Supreme Court Grants FTLF Petition for Certiorari

This week the Supreme Court agreed to review a Ninth Circuit decision that Public Health Service (PHS) personnel are subject to personal liability for their actions taken within the scope of employment. This past June, Feldesman Tucker had asked the Supreme Court to review and overturn the decision below on behalf of the former Director of the Division of Immigration Health Services and three other PHS personnel.

PHS personnel provide medical care to underserved areas, immigration detainees, federal prisoners, Native Americans, Alaska Natives, and the Coast Guard. They serve throughout the United States (and even in foreign countries such as Iraq and Afghanistan).

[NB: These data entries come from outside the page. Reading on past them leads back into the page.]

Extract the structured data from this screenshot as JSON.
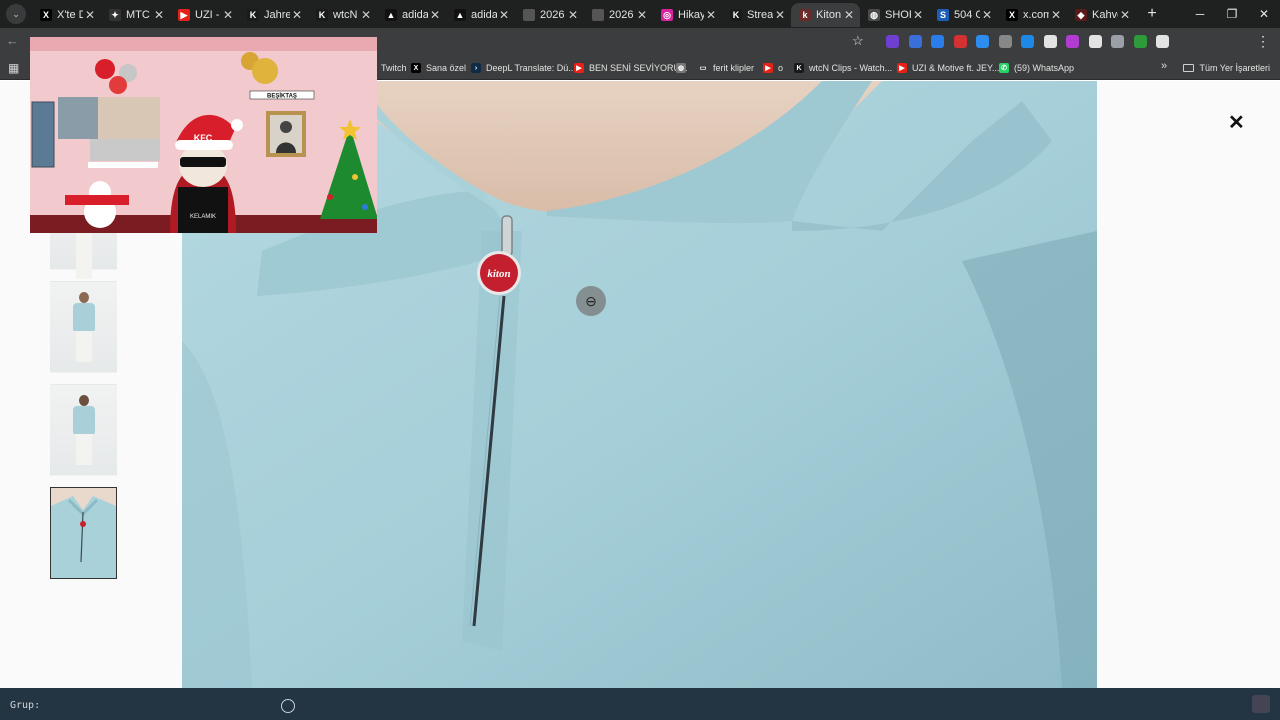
{
  "tabs": [
    {
      "title": "X'te D",
      "favicon": "x-icon",
      "color": "#000000",
      "glyph": "X"
    },
    {
      "title": "MTC T",
      "favicon": "mtc-icon",
      "color": "#333333",
      "glyph": "✦"
    },
    {
      "title": "UZI - I",
      "favicon": "youtube-icon",
      "color": "#e62117",
      "glyph": "▶"
    },
    {
      "title": "Jahre",
      "favicon": "kick-icon",
      "color": "#1a1a1a",
      "glyph": "K"
    },
    {
      "title": "wtcN",
      "favicon": "kick-icon",
      "color": "#1a1a1a",
      "glyph": "K"
    },
    {
      "title": "adidas",
      "favicon": "adidas-icon",
      "color": "#111111",
      "glyph": "▲"
    },
    {
      "title": "adida",
      "favicon": "adidas-icon",
      "color": "#111111",
      "glyph": "▲"
    },
    {
      "title": "2026",
      "favicon": "blank-icon",
      "color": "#555555",
      "glyph": ""
    },
    {
      "title": "2026",
      "favicon": "blank-icon",
      "color": "#555555",
      "glyph": ""
    },
    {
      "title": "Hikay",
      "favicon": "instagram-icon",
      "color": "#d6249f",
      "glyph": "◎"
    },
    {
      "title": "Strear",
      "favicon": "kick-icon",
      "color": "#1a1a1a",
      "glyph": "K"
    },
    {
      "title": "Kiton",
      "favicon": "kiton-icon",
      "color": "#6b2b2b",
      "glyph": "k",
      "active": true
    },
    {
      "title": "SHOR",
      "favicon": "globe-icon",
      "color": "#4a4a4a",
      "glyph": "◍"
    },
    {
      "title": "504 G",
      "favicon": "s-icon",
      "color": "#1c5db8",
      "glyph": "S"
    },
    {
      "title": "x.com",
      "favicon": "x-icon",
      "color": "#000000",
      "glyph": "X"
    },
    {
      "title": "Kahve",
      "favicon": "diamond-icon",
      "color": "#5a1a1a",
      "glyph": "◆"
    }
  ],
  "bookmarks": [
    {
      "label": "Twitch",
      "icon": "twitch-icon",
      "color": "#9146ff",
      "glyph": "▮"
    },
    {
      "label": "Sana özel",
      "icon": "x-icon",
      "color": "#000000",
      "glyph": "X"
    },
    {
      "label": "DeepL Translate: Dü...",
      "icon": "deepl-icon",
      "color": "#0f2b46",
      "glyph": "›"
    },
    {
      "label": "BEN SENİ SEVİYORU...",
      "icon": "youtube-icon",
      "color": "#e62117",
      "glyph": "▶"
    },
    {
      "label": "",
      "icon": "globe-icon",
      "color": "#777777",
      "glyph": "◍"
    },
    {
      "label": "ferit klipler",
      "icon": "folder-icon",
      "color": "#3c3d3e",
      "glyph": "▭"
    },
    {
      "label": "o",
      "icon": "youtube-icon",
      "color": "#e62117",
      "glyph": "▶"
    },
    {
      "label": "wtcN Clips - Watch...",
      "icon": "kick-icon",
      "color": "#1a1a1a",
      "glyph": "K"
    },
    {
      "label": "UZI & Motive ft. JEY...",
      "icon": "youtube-icon",
      "color": "#e62117",
      "glyph": "▶"
    },
    {
      "label": "(59) WhatsApp",
      "icon": "whatsapp-icon",
      "color": "#25d366",
      "glyph": "✆"
    }
  ],
  "all_bookmarks_label": "Tüm Yer İşaretleri",
  "extensions": [
    "#6f3fd1",
    "#3a6ed8",
    "#2b7de9",
    "#d43232",
    "#2d8cf0",
    "#888888",
    "#1e88e5",
    "#e3e3e3",
    "#b23bd2",
    "#e3e3e3",
    "#9aa0a6",
    "#2e9a3a",
    "#e3e3e3"
  ],
  "bottom_bar": {
    "label": "Grup:"
  },
  "overlay": {
    "banner_text": "BEŞİKTAŞ",
    "hat_text": "KFC",
    "chain_text": "KELAMIK"
  },
  "product": {
    "zipper_pull_text": "kiton"
  }
}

PHS's Commissioned Corps is a uniformed service organized along military lines and staffedby officers with military rank equivalents.

The Firm's petition urged the Supreme Court to review the decision below because it misapplies Supreme Court caselaw and conflicts with decisions of the "Second, Third, Fourth, Fifth and Sixth Circuits and, until this case, the Ninth" and because it "raises an important and obviously recurring issue that, because of the nature of the PHS, specially calls for a uniform national rule."

The Feldesman Tucker team includes Partners Matthew S. Freedus, Eugene R. Fidell, Cary M. Feldman, Robert A. Graham, and Associate Grace Culley.